Адриатики, и на душе лучше не надо – никак. Ржавые гофрированные ракушки, скорлупа какого-то скорпионища. Катер, рыбаки перекликаются плачущими итальянскими голосами, капроновые сети, поплавки из клетчатых спортивных мячей в оплетке, мохнатенькие, как киви, младенца с соской отгоняют от вкрадчивой волны – жизнь… И счастье, если уверовать, что иного и быть не может.

Твердый, как игральная карта, автобусный билет в баре – недорого, ибо я заслужил. Через полчаса выясняется, что Апеннины

– все-таки горы, с пропастями, осыпями, туннелями, где медленно вращаются огромные бессонные вентиляторы, и даже с кое-какими снегами. Чистенькие одинаковенькие городки, и опять – бац! – собор, кампаниле, полудворец-полукрепость из полудикого камня, но – уже скребется повторяемость. Брожу турист туристом. И ни одного сортира, хоть погибай. Полудикий парапет, за ним непроглядные кусты, за ними уносящийся в бездну зеленый ковер, нога уходит по колено – если что, удержусь на впившихся в икры когтях каких-то ползучих плетей. Ковер норовит целиком сползти в далекую речку, вполне уже горную, но я, сохраняя хладнокровие, удерживаюсь на реактивной тяге.

Возвращаюсь уже к скотчевке (“скачковке”): картонный куб нужно сплошь умотать клейкой лентой, как мумию, – неизвестно, в какой пирамиде ему придется киснуть и какие осквернители праха пожелают в него заглянуть. По всем коридорам и холлам бабы, подобно скарабеям, катят глянцево-скотчевые, мерно шлепающие кубы, только Соня шествует как белая госпожа, сопровождаемая нубийским рабом с поклажей на горбу. Грохнув куб на весы, иду помогать другим, хотя настоящий мужчина должен вдумчиво покуривать, когда баба корячится у его ног. Одна из тех, кому я помогаю, снова учится благодарно улыбаться, другая ненавистно фыркает.

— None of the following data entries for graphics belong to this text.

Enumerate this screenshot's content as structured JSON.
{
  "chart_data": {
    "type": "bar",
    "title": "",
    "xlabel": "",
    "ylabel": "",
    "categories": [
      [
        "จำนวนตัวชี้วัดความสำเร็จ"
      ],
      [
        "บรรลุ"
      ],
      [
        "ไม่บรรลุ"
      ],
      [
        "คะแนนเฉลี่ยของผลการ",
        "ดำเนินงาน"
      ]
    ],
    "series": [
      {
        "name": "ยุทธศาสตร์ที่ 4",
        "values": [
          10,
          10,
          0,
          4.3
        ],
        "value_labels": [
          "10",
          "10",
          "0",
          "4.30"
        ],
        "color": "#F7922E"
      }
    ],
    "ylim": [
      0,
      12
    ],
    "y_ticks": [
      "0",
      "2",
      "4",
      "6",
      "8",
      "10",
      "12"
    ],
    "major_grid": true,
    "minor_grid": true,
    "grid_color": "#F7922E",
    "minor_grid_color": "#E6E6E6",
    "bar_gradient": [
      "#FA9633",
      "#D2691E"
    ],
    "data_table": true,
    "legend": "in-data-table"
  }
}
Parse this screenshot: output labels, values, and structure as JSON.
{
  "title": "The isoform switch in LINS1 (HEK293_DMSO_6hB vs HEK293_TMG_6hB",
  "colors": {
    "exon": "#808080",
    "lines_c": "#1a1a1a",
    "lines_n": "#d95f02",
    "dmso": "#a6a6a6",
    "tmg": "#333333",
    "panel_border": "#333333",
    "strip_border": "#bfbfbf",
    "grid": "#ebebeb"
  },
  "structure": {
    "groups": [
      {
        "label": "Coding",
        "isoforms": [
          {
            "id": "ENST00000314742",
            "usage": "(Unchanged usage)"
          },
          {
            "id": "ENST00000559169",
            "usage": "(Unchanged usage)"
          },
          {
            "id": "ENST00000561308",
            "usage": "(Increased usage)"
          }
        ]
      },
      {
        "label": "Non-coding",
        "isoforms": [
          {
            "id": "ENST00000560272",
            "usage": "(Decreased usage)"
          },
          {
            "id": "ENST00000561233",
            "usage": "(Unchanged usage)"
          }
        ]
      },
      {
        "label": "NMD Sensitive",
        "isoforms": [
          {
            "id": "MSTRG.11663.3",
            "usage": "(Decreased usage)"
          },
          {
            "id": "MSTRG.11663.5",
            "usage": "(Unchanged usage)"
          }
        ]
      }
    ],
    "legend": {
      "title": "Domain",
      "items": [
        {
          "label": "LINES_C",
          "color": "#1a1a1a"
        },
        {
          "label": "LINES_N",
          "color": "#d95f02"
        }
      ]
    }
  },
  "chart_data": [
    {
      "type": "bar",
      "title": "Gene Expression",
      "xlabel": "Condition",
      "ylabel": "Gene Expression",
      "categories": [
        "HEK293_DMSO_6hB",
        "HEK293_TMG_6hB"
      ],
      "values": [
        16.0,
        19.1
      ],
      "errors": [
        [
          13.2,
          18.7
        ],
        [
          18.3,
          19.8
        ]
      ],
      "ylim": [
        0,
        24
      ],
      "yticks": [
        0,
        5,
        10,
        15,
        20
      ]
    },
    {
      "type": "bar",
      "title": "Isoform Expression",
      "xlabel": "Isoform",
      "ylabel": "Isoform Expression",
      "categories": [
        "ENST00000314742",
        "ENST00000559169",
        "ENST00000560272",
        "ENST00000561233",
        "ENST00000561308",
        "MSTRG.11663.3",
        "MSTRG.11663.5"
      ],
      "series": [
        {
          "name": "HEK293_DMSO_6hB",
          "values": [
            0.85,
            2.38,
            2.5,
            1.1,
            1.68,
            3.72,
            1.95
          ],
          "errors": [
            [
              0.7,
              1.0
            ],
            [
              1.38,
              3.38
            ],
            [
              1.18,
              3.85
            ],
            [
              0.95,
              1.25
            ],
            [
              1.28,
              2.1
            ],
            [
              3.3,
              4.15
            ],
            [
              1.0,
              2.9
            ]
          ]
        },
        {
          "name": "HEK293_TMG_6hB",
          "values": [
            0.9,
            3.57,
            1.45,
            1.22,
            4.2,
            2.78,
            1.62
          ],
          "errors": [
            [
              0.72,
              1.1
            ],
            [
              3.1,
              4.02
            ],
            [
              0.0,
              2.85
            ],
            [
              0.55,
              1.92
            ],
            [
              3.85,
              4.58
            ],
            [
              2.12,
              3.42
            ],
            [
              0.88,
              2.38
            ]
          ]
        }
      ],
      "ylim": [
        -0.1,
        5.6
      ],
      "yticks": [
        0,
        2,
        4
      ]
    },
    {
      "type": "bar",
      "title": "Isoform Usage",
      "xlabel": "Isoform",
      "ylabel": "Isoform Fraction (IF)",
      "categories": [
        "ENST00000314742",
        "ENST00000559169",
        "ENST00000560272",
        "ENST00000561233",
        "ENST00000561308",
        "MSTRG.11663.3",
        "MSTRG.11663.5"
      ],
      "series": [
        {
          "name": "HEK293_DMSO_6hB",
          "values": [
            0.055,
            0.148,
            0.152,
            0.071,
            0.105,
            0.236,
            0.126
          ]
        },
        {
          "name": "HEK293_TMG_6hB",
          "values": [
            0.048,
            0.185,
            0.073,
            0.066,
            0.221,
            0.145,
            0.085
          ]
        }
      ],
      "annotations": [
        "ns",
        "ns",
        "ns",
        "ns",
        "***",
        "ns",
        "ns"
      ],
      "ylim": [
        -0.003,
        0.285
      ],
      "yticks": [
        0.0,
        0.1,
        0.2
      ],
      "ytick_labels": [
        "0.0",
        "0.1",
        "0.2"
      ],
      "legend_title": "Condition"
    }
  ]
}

Свободный день, подъем в шесть. Мы вдвоем не только в купе за стеклянной стеночкой, но, кажется, и в целом поезде. Шесть сидячих мест, выдвигаясь, соединяются в два лежачих. Сразу же полубред, но – это что за полустанок? почему стоим? Хаос пожирает драгоценные миги, но возмутись – он схрупает и душу. Я опять поспал немножко – та же платформа, только народу побольше.

“Локомотиво”, – разъясняют дружелюбные итальянцы. “Бабах?” – я изображаю взрыв. “Бабах, бабах”, – радуются они. Но отдайте

Хаосу Хаосово – и дождетесь. Нас будит толстая немка с детьми – вечно им не хватает жизненного пространства. Обрывы, осыпи, языки снега, замки на отдаленных вершинах, кипарисы, осеняющие тесные кладбища, и, наконец, разворот огромного города внизу.